In 2025, AI took investors on a date. In 2026, the nascent technology may need to start footing the bill.
This maturation means investing will require a hard look at whether the market’s heavy reliance on a few tech giants has created a dangerous single point of failure.
“Given the concentration, you need to diversify the portfolio, and you need to understand what you own and what happens if you’re wrong,” Max Wasserman, Miramar Capital co-founder and senior portfolio manager, told Yahoo Finance.
Wasserman pointed out that AI darling OpenAI (OPAI.PVT), which has been lifted by massive financial investments, has raised concerns about circular financing, where investors essentially fund their own future revenue.
This warning comes as the S&P 500 (^GSPC) wraps up 2025 with a gain of roughly 17%, a performance driven largely by the “Magnificent Seven” tech stocks and a frenzy for artificial intelligence that has pushed market valuations to levels many skeptics find unsustainable.
Read more: Are we in an AI bubble?

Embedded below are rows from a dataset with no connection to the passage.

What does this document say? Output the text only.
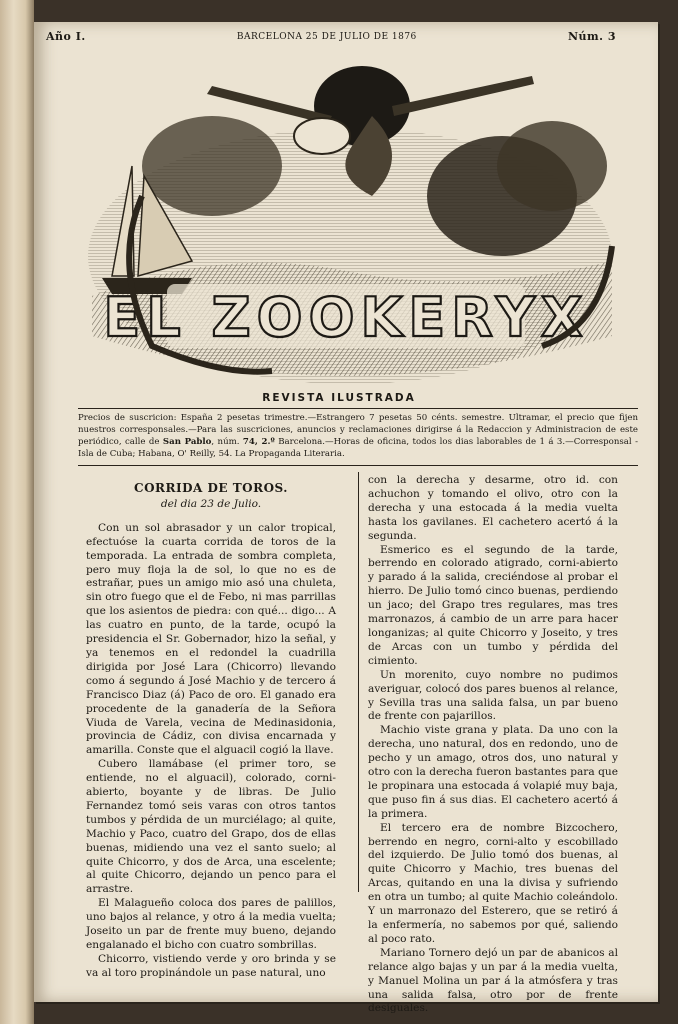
Año I.	BARCELONA 25 DE JULIO DE 1876	Núm. 3
EL ZOOKERYX
REVISTA ILUSTRADA
Precios de suscricion: España 2 pesetas trimestre.—Estrangero 7 pesetas 50 cénts. semestre. Ultramar, el precio que fijen nuestros corresponsales.—Para las suscriciones, anuncios y reclamaciones dirigirse á la Redaccion y Administracion de este periódico, calle de San Pablo, núm. 74, 2.º Barcelona.—Horas de oficina, todos los dias laborables de 1 á 3.—Corresponsal - Isla de Cuba; Habana, O' Reilly, 54. La Propaganda Literaria.
CORRIDA DE TOROS.
del dia 23 de Julio.

Con un sol abrasador y un calor tropical, efectuóse la cuarta corrida de toros de la temporada. La entrada de sombra completa, pero muy floja la de sol, lo que no es de estrañar, pues un amigo mio asó una chuleta, sin otro fuego que el de Febo, ni mas parrillas que los asientos de piedra: con qué... digo... A las cuatro en punto, de la tarde, ocupó la presidencia el Sr. Gobernador, hizo la señal, y ya tenemos en el redondel la cuadrilla dirigida por José Lara (Chicorro) llevando como á segundo á José Machio y de tercero á Francisco Diaz (á) Paco de oro. El ganado era procedente de la ganadería de la Señora Viuda de Varela, vecina de Medinasidonia, provincia de Cádiz, con divisa encarnada y amarilla. Conste que el alguacil cogió la llave.

Cubero llamábase (el primer toro, se entiende, no el alguacil), colorado, corni-abierto, boyante y de libras. De Julio Fernandez tomó seis varas con otros tantos tumbos y pérdida de un murciélago; al quite, Machio y Paco, cuatro del Grapo, dos de ellas buenas, midiendo una vez el santo suelo; al quite Chicorro, y dos de Arca, una escelente; al quite Chicorro, dejando un penco para el arrastre.

El Malagueño coloca dos pares de palillos, uno bajos al relance, y otro á la media vuelta; Joseito un par de frente muy bueno, dejando engalanado el bicho con cuatro sombrillas.

Chicorro, vistiendo verde y oro brinda y se va al toro propinándole un pase natural, uno

con la derecha y desarme, otro id. con achuchon y tomando el olivo, otro con la derecha y una estocada á la media vuelta hasta los gavilanes. El cachetero acertó á la segunda.

Esmerico es el segundo de la tarde, berrendo en colorado atigrado, corni-abierto y parado á la salida, creciéndose al probar el hierro. De Julio tomó cinco buenas, perdiendo un jaco; del Grapo tres regulares, mas tres marronazos, á cambio de un arre para hacer longanizas; al quite Chicorro y Joseito, y tres de Arcas con un tumbo y pérdida del cimiento.

Un morenito, cuyo nombre no pudimos averiguar, colocó dos pares buenos al relance, y Sevilla tras una salida falsa, un par bueno de frente con pajarillos.

Machio viste grana y plata. Da uno con la derecha, uno natural, dos en redondo, uno de pecho y un amago, otros dos, uno natural y otro con la derecha fueron bastantes para que le propinara una estocada á volapié muy baja, que puso fin á sus dias. El cachetero acertó á la primera.

El tercero era de nombre Bizcochero, berrendo en negro, corni-alto y escobillado del izquierdo. De Julio tomó dos buenas, al quite Chicorro y Machio, tres buenas del Arcas, quitando en una la divisa y sufriendo en otra un tumbo; al quite Machio coleándolo. Y un marronazo del Esterero, que se retiró á la enfermería, no sabemos por qué, saliendo al poco rato.

Mariano Tornero dejó un par de abanicos al relance algo bajas y un par á la media vuelta, y Manuel Molina un par á la atmósfera y tras una salida falsa, otro por de frente desiguales.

How to protect your portfolio if your AI investments turn against you.
“If AI goes south on us, tech will go,” Tom Essaye, founder and president of Sevens Report, told Yahoo Finance in an interview.
In a new report, “Taking Stock of the Four Pillars of the Rally Ahead of 2026,” Essaye observed that the initial unified enthusiasm for AI has become “fractured.” The industry is moving into a period where the market is aggressively sorting winners and losers. While memory plays like Micron (MU) have surged over 241% year to date, Essaye argued that former darlings like Oracle (ORCL) have faced more scrutiny as investors demand immediate ROI.
For investors seeking chip exposure without the volatility of the OpenAI hype cycle, Broadcom (AVGO) presents a compelling alternative, thanks to its specialized silicon and enterprise software, said Gradient Investments analyst Lisa Schreiber.
Schreiber pointed to Broadcom’s leadership in application-specific integrated circuits (ASICs) and its steady cash flow from VMware, which not only “diversifies the business from solely a chip company” but also creates a higher valuation floor than many hardware-only peers.
Even tech bulls are starting to look for fresh blood outside the standard megacap names. Wedbush analyst Dan Ives, while still favoring Nvidia (NVDA) as a core holding in 2026, suggested investors look to Nebius (NBIS), Iren (IREN), and Palo Alto Networks (PANW) for the next leg of the cycle.